A 3D Parallel Algorithm for QR Decomposition

Grey Ballard,James Demmel,Laura Grigori,Mathias Jacquelin,Nicholas Knight
DOI: https://doi.org/10.48550/arXiv.1805.05278
2018-05-15
Abstract:Interprocessor communication often dominates the runtime of large matrix computations. We present a parallel algorithm for computing QR decompositions whose bandwidth cost (communication volume) can be decreased at the cost of increasing its latency cost (number of messages). By varying a parameter to navigate the bandwidth/latency tradeoff, we can tune this algorithm for machines with different communication costs.
Distributed, Parallel, and Cluster Computing
What problem does this paper attempt to address?

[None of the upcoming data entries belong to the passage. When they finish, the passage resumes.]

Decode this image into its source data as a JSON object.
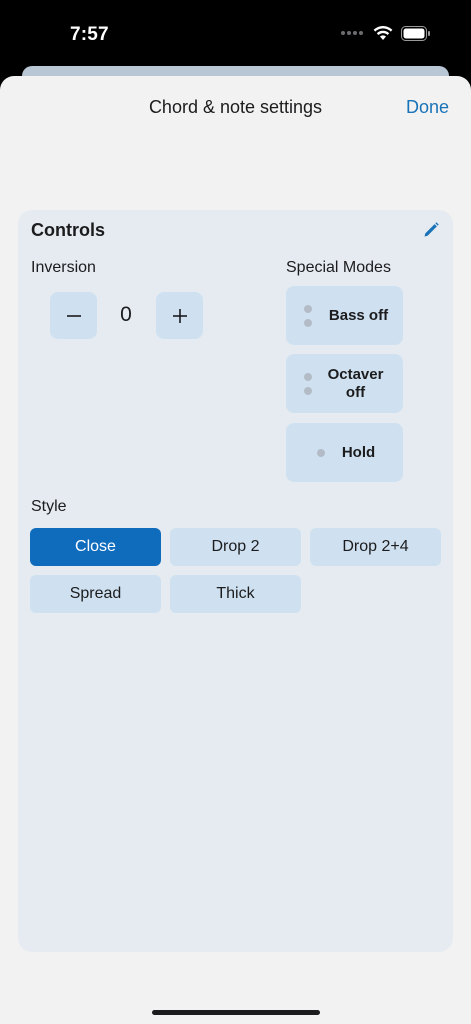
{
  "status_bar": {
    "time": "7:57"
  },
  "sheet": {
    "title": "Chord & note settings",
    "done_label": "Done"
  },
  "controls": {
    "title": "Controls",
    "inversion": {
      "label": "Inversion",
      "value": "0",
      "decrement_symbol": "−",
      "increment_symbol": "+"
    },
    "special_modes": {
      "label": "Special Modes",
      "modes": [
        {
          "label": "Bass off"
        },
        {
          "label": "Octaver off"
        },
        {
          "label": "Hold"
        }
      ]
    },
    "style": {
      "label": "Style",
      "options": [
        "Close",
        "Drop 2",
        "Drop 2+4",
        "Spread",
        "Thick"
      ],
      "selected": "Close"
    }
  },
  "colors": {
    "accent": "#0f6cbd",
    "button_bg": "#cfe1f0",
    "card_bg": "#e5ebf1"
  }
}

The problem that this paper attempts to solve is that in large - scale matrix calculations, the communication time between processors often dominates the running time. For this reason, the author proposes a parallel algorithm for computing QR decomposition, which can be adjusted by parameters to make a trade - off between bandwidth cost (traffic) and latency cost (number of messages). Specifically, the goals of the paper are: 1. **Reduce communication bandwidth cost**: By designing a new 3D parallel algorithm, reduce the amount of data transfer between processors, thereby reducing the bandwidth cost. 2. **Increase latency cost in exchange for a reduction in bandwidth cost**: By increasing the number of messages to reduce the amount of data transferred per message, thereby achieving a reduction in bandwidth cost. 3. **Adapt to machines with different communication costs**: By adjusting a parameter, the algorithm can optimize performance on machines with different communication costs. The main contribution of the paper is the proposal of the 3D - CAQR - EG algorithm, which is a method of extending the Elmroth - Gustavson recursive algorithm to a distributed - memory environment and uses communication - efficient subroutines. This algorithm is particularly effective when dealing with tall - skinny matrices and can significantly reduce the communication bandwidth cost, although this will lead to an increase in latency cost.